I am not talking about philosophical values here; I am talking 
about, Whose money is on the gambling table?

     Let's spin some hardheaded scenarios. (I am a novice here. I 
wish professionals were doing this but where are they?  This is 
what regents are supposed to be for: to bring business-world 
experience and common sense to the academic fuzzyheads.)  

     Where will UC get the capital to go into the M&A (mergers and
acquisitions) business?  Apparently, some of this capital will 
come from the profits that UC hospitals have been accumulating in 
recent years and also from reserves in the clinical practice plans
of the medical schools; external financing (loans) and "seller 
financing" are other sources mentioned in UC documents. What if 
one or more of UC's academic medical centers finds itself short of
capital and falling behind in the local market competition - where
will it turn for financial help?  Will not the local Chancellor, 
or the President, be called upon for emergency funds - and where 
will that come from?

     What are the chances for failure?
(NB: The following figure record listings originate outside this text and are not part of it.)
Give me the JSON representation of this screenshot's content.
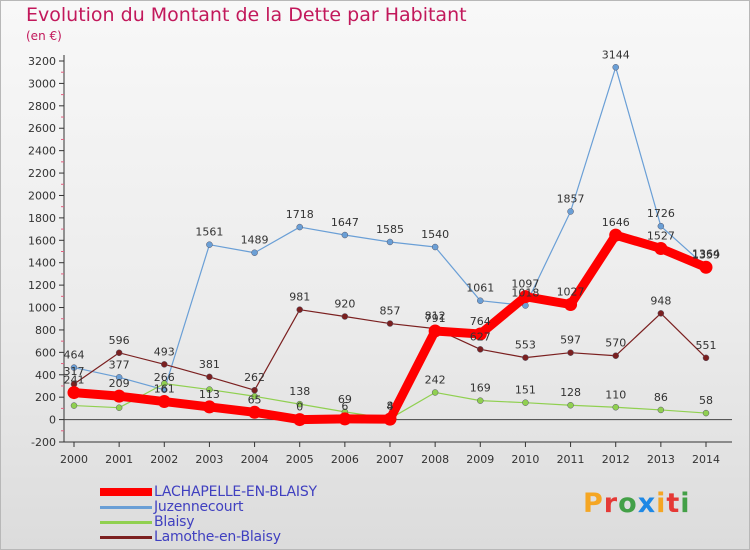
{
  "header": {
    "title": "Evolution du Montant de la Dette par Habitant",
    "unit": "(en €)"
  },
  "logo": {
    "text": "Proxiti",
    "letter_colors": [
      "#f5a623",
      "#e53935",
      "#43a047",
      "#1e88e5",
      "#f5a623",
      "#e53935",
      "#43a047"
    ]
  },
  "chart_data": {
    "type": "line",
    "title": "Evolution du Montant de la Dette par Habitant",
    "ylabel": "(en €)",
    "xlabel": "",
    "ylim": [
      -200,
      3200
    ],
    "ytick_step": 200,
    "grid": false,
    "legend_position": "bottom-left",
    "categories": [
      "2000",
      "2001",
      "2002",
      "2003",
      "2004",
      "2005",
      "2006",
      "2007",
      "2008",
      "2009",
      "2010",
      "2011",
      "2012",
      "2013",
      "2014"
    ],
    "series": [
      {
        "name": "LACHAPELLE-EN-BLAISY",
        "color": "#ff0000",
        "values": [
          241,
          209,
          161,
          113,
          65,
          0,
          6,
          4,
          791,
          764,
          1097,
          1027,
          1646,
          1527,
          1359
        ],
        "labels": [
          "241",
          "209",
          "161",
          "113",
          "65",
          "0",
          "6",
          "4",
          "791",
          "764",
          "1097",
          "1027",
          "1646",
          "1527",
          "1359"
        ]
      },
      {
        "name": "Juzennecourt",
        "color": "#6a9fd6",
        "values": [
          464,
          377,
          266,
          1561,
          1489,
          1718,
          1647,
          1585,
          1540,
          1061,
          1018,
          1857,
          3144,
          1726,
          1364
        ],
        "labels": [
          "464",
          "377",
          "266",
          "1561",
          "1489",
          "1718",
          "1647",
          "1585",
          "1540",
          "1061",
          "1018",
          "1857",
          "3144",
          "1726",
          "1364"
        ]
      },
      {
        "name": "Blaisy",
        "color": "#90d050",
        "values": [
          125,
          106,
          321,
          268,
          208,
          138,
          69,
          8,
          242,
          169,
          151,
          128,
          110,
          86,
          58
        ],
        "labels": [
          "",
          "",
          "",
          "",
          "",
          "138",
          "69",
          "8",
          "242",
          "169",
          "151",
          "128",
          "110",
          "86",
          "58"
        ]
      },
      {
        "name": "Lamothe-en-Blaisy",
        "color": "#7b2020",
        "values": [
          317,
          596,
          493,
          381,
          262,
          981,
          920,
          857,
          812,
          627,
          553,
          597,
          570,
          948,
          551
        ],
        "labels": [
          "317",
          "596",
          "493",
          "381",
          "262",
          "981",
          "920",
          "857",
          "812",
          "627",
          "553",
          "597",
          "570",
          "948",
          "551"
        ]
      }
    ]
  }
}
What is the probability in 
this turbulent market for one of UC's academic medical centers to 
lose a sustainable market share, to have the hospital operate in 
the red, to be left high and dry when government funding is cut 
beyond their worst expectations, to have their faculty forego 
their expected salaries, to be unable to meet their debt payments?
And then multiply that probability by five.

     What happens when one of them fails?  Are the bankruptcy 
courts available as a refuge to limit the damage?  Will the other 
UC medical centers pitch in and help?  Will the rest of the UC
budget be available for a bail out? Will the Legislature be there?

     Short of catastrophic failure and aside from the annual 
budget pressures, there are other modes in which the medical 
centers' financial needs can severely impinge on the rest of UC. 
Each Chancellor (and the President) has a most cherished resource
of discretionary funds (from contract and grant overhead, 
undesignated gifts, etc.) which are eagerly sought after by 
faculty members and departments throughout the university, 
especially in these tight budget times.  When a medical center 
finds itself in hot water resulting from the unanticipated risks 
of these new business ventures, will not the Chancellor feel 
compelled to tilt the pot of discretionary funds in that 

     Among all those put at financial risk by the growing 
"clinical enterprise activities" are UC's undergraduate students 
(and their families), who already are being taxed, through 
escalating fees, to fill in the University's funding gap whenever 
Sacramento comes up short of the Regents' request.  One could 
argue that even today student fees paid on the undergraduate 
campuses of UC are helping to subsidize the business expansions of
the medical schools and their hospitals.

     Personally, I am retired and feel relatively secure; so my 
worrying about these risks being piled upon the rest of the 
University is somewhat abstract.  For many others, who see their 
current and future careers tied in with UC's financial health, 
there are so many questions that demand to be addressed by the UC 
leadership.  It is not sufficient for the President, Chancellors 
and regents to pass the buck - to say it is all due to the 
failures of the state and national governments and that they, the 
guardians of this public trust, have no option but to do as they 
are doing.  Their obligation, morally and legally, is to act in a 
prudent fashion to protect the whole of the University.  For them 
to go off half-cocked, as they appear to be doing in this venture,
should not be tolerated.  [The Regents are scheduled to vote on 
this ByLaw change at their June meeting.]

                   ANY ALTERNATIVES ?

     One obvious idea, not original with me, is for UC to spin-off
the whole medical enterprise: give it all over to a separate 
public corporation with its own legal and financial structure, its
own charter and budget from the state, its own board of governors,
and its own freedom of action.  An amicable divorce to be arranged
for mutual benefit.  This ought to be thoroughly discussed; but 
nary a peep is heard in public.  Perhaps one major obstacle to 
such a rational approach is the regents' pride.